AJESTHE認定エステティシャンを取得するためには、認定校での指定コースの修了または1年以上の実務経験、そしてエステティシャンセンター試験の合格が必要です
試験は一般社団法人日本エステティック協会が実施しており、試験内容は技術・筆記の2段階構成です。技術試験ではフェイシャルおよびボディの手技の実演、筆記試験は4肢択一のマークシート形式で行われます。
引用元
日本エステティック協会|AJESTHE認定エステティシャン
AEA認定エステティシャン
プロのエステティシャンとしてお客様へ施術を行う際に必要とされる基礎的な知識と技術を測る試験です。上位には「AEA上級認定エステティシャン」や「AEA認定インターナショナルエステティシャン」などの資格もあります。
AEA認定エステティシャンの受験要件は2とおりです。ひとつは認定校で指定カリキュラムを履修すること。もうひとつは1年以上の実務経験です。なお、上位の資格になるほど長期間の実務経験を積む必要があります。
認定試験は一般社団法人日本エステティック業協会が実施し、実技・筆記の2段階構成。1年以上の実務経験がある場合は、技術試験をパスできます。
アロマなどの資格
アロマテラピーは、精油の香り成分で体の内面に働きかけ、心身のバランスを整えて健康を目指す施術。美容効果やアンチエイジング効果などが期待できるため、扱っている美容サロンも多く見られます。美容鍼灸師になるなら学んでおいて損はない資格といえるでしょう。
日本には現在、アロマに関連する国家資格・公的資格がないため、アロマの知識・技術を習得・証明したいなら、民間資格の取得を目指しましょう。

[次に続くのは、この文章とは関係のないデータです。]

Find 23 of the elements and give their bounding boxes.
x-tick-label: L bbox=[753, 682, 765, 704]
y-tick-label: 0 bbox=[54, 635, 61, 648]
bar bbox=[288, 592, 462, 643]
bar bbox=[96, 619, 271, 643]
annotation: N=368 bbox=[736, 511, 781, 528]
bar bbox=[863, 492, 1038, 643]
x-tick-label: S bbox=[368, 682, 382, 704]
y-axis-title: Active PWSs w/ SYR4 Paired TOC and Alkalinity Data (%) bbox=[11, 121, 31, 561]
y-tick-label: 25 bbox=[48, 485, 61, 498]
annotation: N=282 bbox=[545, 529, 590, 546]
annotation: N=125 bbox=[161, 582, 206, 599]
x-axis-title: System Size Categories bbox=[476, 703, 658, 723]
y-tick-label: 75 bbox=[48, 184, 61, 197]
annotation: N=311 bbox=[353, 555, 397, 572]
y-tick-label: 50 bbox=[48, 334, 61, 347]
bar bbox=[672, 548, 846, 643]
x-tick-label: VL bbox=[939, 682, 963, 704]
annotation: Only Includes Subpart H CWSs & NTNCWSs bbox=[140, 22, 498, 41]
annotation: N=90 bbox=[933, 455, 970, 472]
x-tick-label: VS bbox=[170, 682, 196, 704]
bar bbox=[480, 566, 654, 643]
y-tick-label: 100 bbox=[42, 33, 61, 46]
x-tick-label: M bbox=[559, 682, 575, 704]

アロマに関連する代表的な民間資格としては、公益社団法人 日本アロマ環境協会(AEAJ)が実施している「アロマテラピー検定」や「アロマテラピーアドバイザー」「アロマセラピスト」などがあげられます。
美容鍼灸師の活躍の場

ここからは、美容鍼灸師が活躍している職場について紹介します。
鍼灸院・整骨院
鍼灸院や整骨院は、鍼灸師の代表的な就業先です。最近は、鍼灸の施術のひとつに、美容鍼灸を導入しているところも増えています。美容鍼灸を専門に施術しているというよりは、鍼灸師として美容鍼灸の施術も行っている人が多いです。
エステサロン・美容鍼灸サロン
美容鍼灸師のなかには、美容鍼灸をメニューとして取り入れているエステサロンや、美容鍼灸サロンに就職している人もいます。

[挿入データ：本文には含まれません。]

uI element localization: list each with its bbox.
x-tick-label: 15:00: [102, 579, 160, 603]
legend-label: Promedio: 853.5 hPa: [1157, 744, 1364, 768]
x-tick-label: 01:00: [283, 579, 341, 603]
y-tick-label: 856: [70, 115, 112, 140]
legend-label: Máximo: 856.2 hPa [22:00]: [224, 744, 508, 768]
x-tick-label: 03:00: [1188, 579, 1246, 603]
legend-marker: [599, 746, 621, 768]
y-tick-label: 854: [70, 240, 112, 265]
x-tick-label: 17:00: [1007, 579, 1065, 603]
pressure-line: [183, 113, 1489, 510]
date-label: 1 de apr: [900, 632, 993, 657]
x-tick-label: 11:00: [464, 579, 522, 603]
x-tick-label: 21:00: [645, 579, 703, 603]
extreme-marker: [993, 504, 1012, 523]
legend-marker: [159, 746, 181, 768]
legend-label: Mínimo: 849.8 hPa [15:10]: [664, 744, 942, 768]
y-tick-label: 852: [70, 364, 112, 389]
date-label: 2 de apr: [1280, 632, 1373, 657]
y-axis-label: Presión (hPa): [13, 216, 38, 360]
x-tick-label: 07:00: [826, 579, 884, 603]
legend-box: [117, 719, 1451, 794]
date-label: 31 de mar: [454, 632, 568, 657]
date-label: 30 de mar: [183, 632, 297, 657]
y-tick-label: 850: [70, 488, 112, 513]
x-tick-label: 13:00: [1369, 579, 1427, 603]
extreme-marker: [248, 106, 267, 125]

エステサロンでは、エステティシャンとしてほかの施術もしながら、鍼灸師の資格を活かして美容鍼灸の施術を担当することが可能です。
リラクゼーションサロン
疲労の緩和や癒やしなど、リラクゼーションを目的としたサロンでも、美容鍼灸を扱っているところが増えています。そこで働く鍼灸師はセラピストとして、ヘッドスパやもみほぐし・美容鍼灸など幅広い施術を行っています。
独立・開業する人も
鍼灸師には開業権があるため、鍼灸院やエステサロン・リラクゼーションサロンなどで経験を積んだのち、独立して自分のお店を構える人もいます。

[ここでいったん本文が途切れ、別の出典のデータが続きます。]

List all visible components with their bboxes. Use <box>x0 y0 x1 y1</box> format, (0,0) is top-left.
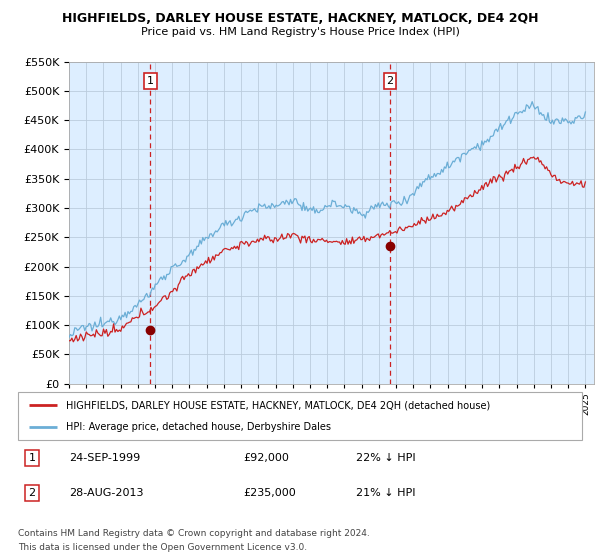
Text: 28-AUG-2013: 28-AUG-2013 <box>69 488 143 498</box>
Text: 21% ↓ HPI: 21% ↓ HPI <box>356 488 416 498</box>
Text: Price paid vs. HM Land Registry's House Price Index (HPI): Price paid vs. HM Land Registry's House … <box>140 27 460 37</box>
Text: £235,000: £235,000 <box>244 488 296 498</box>
Text: This data is licensed under the Open Government Licence v3.0.: This data is licensed under the Open Gov… <box>18 543 307 552</box>
Text: Contains HM Land Registry data © Crown copyright and database right 2024.: Contains HM Land Registry data © Crown c… <box>18 529 370 538</box>
Text: HIGHFIELDS, DARLEY HOUSE ESTATE, HACKNEY, MATLOCK, DE4 2QH: HIGHFIELDS, DARLEY HOUSE ESTATE, HACKNEY… <box>62 12 538 25</box>
Text: 2: 2 <box>29 488 35 498</box>
Text: HPI: Average price, detached house, Derbyshire Dales: HPI: Average price, detached house, Derb… <box>66 422 331 432</box>
FancyBboxPatch shape <box>18 392 582 440</box>
Text: £92,000: £92,000 <box>244 453 289 463</box>
Text: 1: 1 <box>29 453 35 463</box>
Text: 2: 2 <box>386 76 394 86</box>
Text: 1: 1 <box>147 76 154 86</box>
Text: 22% ↓ HPI: 22% ↓ HPI <box>356 453 416 463</box>
Text: 24-SEP-1999: 24-SEP-1999 <box>69 453 140 463</box>
Text: HIGHFIELDS, DARLEY HOUSE ESTATE, HACKNEY, MATLOCK, DE4 2QH (detached house): HIGHFIELDS, DARLEY HOUSE ESTATE, HACKNEY… <box>66 400 490 410</box>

独立すれば、コンセプトやメニューなどのすべてを自分で決められるので、美容鍼灸に特化したお店作りもできるでしょう。
美容鍼灸の将来性

海外では、およそ20年前に美容鍼灸が注目されはじめました。また、昨今のアメリカでは、補完療法として鍼そのものの需要が高まっています。
日本でも、俳優やモデルが、実際に美容鍼灸の施術を受けていることが話題となったり、雑誌やテレビに取り上げられる機会が増えたりするなど、注目度の高い施術です。
エステ市場や美容医療市場が拡大していることもあり、美容鍼灸はまだまだ需要が高い分野
といえるでしょう。
引用元
スポーツ健康医療専門学校|今話題の「美容鍼灸」とは?美容関連に興味ある人にも必見!
医学出版|美容皮膚医学BEAUTY 15|12. 美容鍼総論
美容鍼灸師として自分に合った職場を探すには?

ここからは、美容鍼灸に携わりたい鍼灸師が、自分に合った職場を探す際におすすめの方法について紹介します。
就職・転職エージェントを活用する|プロに相談可能
エージェントを活用すると、求人紹介や内定に向けたサポートを受けられます。就職や転職に関するプロが相談に応じてくれるため、自分ひとりで就職・転職先を探すことに不安がある人や、業界事情を詳しく知りたいという人におすすめです。
なお、エージェントによって扱う求人や得意な業界が異なるため、美容業界に強いエージェントを利用しましょう。
求人サイトを利用する|自分のペースで進められる
求人サイトは、自分の好きなタイミングで求人検索や応募ができます。スマホやパソコンなど、インターネット環境があればどこからでも利用できるという手軽さも特徴です。
また、求人情報は日々更新されるため、どの時期であっても自分のペースで就職・転職活動が進められます。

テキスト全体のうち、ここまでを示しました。